The fields imported from the Inventory worksheet include:
- Accession ID
- Collection Title
- Collection ID
- Physical location of media
- Source type
- Label transcription
- Initial appraisal notes
- Restriction statement
- Restriction end date
The BDPL ingest process will provide additional information about the transfer process and the content:
- Transfer method: identifies the tool used to transfer content from the physical media or network location,
- Migration date: the date content was migrated
- Migration outcome: Indicates success or failure of transfer process
- Migration notes: Used by BDPL staff to record any issues or observations about content and/or the transfer process.

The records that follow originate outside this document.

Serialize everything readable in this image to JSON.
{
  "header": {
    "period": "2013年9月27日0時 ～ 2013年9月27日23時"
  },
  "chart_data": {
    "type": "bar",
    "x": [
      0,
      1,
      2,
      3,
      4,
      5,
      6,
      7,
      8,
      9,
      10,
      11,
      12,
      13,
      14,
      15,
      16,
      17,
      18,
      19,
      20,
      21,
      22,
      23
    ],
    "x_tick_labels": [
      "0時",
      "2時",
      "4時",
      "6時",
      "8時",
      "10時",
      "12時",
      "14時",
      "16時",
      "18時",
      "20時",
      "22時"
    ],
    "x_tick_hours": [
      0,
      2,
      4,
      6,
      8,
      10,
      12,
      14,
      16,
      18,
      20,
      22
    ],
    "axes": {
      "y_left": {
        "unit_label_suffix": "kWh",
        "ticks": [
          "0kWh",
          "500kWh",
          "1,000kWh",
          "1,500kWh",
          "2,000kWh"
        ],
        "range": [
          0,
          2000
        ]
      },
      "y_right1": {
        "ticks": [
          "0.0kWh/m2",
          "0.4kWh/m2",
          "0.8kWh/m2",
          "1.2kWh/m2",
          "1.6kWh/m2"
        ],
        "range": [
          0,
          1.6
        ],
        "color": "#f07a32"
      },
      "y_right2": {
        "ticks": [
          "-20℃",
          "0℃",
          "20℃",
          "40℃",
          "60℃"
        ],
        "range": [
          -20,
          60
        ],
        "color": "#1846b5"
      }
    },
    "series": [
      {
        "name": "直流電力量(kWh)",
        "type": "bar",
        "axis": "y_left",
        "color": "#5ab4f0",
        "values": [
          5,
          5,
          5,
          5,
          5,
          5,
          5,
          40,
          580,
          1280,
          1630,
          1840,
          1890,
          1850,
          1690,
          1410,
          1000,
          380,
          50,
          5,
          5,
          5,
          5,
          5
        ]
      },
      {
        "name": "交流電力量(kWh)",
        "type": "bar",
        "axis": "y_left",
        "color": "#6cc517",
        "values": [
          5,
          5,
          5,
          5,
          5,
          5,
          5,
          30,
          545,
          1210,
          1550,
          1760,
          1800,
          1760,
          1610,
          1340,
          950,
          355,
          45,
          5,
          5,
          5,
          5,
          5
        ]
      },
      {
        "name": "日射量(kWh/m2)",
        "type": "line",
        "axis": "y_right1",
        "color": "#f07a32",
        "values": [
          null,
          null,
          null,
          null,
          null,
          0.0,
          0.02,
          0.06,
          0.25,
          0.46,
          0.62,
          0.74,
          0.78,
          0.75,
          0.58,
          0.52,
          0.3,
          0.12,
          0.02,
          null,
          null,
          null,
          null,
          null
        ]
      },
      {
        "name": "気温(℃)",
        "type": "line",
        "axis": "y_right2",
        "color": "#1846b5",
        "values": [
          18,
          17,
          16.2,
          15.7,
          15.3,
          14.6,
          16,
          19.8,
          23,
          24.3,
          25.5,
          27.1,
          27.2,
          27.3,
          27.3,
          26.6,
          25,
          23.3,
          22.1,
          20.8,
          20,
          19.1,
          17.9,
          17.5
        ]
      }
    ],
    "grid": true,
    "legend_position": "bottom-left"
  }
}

- Extent (normalized): Human-readable information of the size of files extracted from the disk image or copied from a network location.
- Extent (raw): Size (in bytes) of files extracted from the disk image or copied from a network location.
- No. of files: Number of files extracted from the disk image or copied from a network location. For DVD-Video and audio CDs, this will reflect the titles ripped from the original media.
- No. of Duplicate Files: Indication of duplicate content among extracted/copied files (actual list of duplicates provided in accompanying HTML report).
- No. of Unidentified Files: Indication of files with formats not included in the PRONOM format registry.
- File Formats: List of the most prominent file formats found on the item (includes a maximum of 10; full list of formats available in technical metadata).
- Begin Date: Earliest date extracted from last-modified timestamps on extracted/transferred files. May not accurately reflect when the files were actually created or used. For content from audio CDs, this will reflect the date content was ripped.)
- End Date: Latest date extracted from last-modified timestamps on extracted/transferred files. May not accurately reflect when the files were actually created or used. For content from audio CDs, this will reflect the date content was ripped.)
- Virus Status: Indicates if any viruses or malware were found on extracted/transferred files.
- PII Status: Indicates if bulk_extractor found sensitive information in extracted/transferred files; will indicate account numbers (SSNs, credit cards, or bank account numbers), email addresses, and telephone numbers.
The information in the appraisal spreadsheet is intended to assist with:
- The appraisal of content by the collecting unit to review any sensitive information and determine if items should be moved to the SDA.
- Troubleshooting and reporting of ingest procedures by the BDPL manager.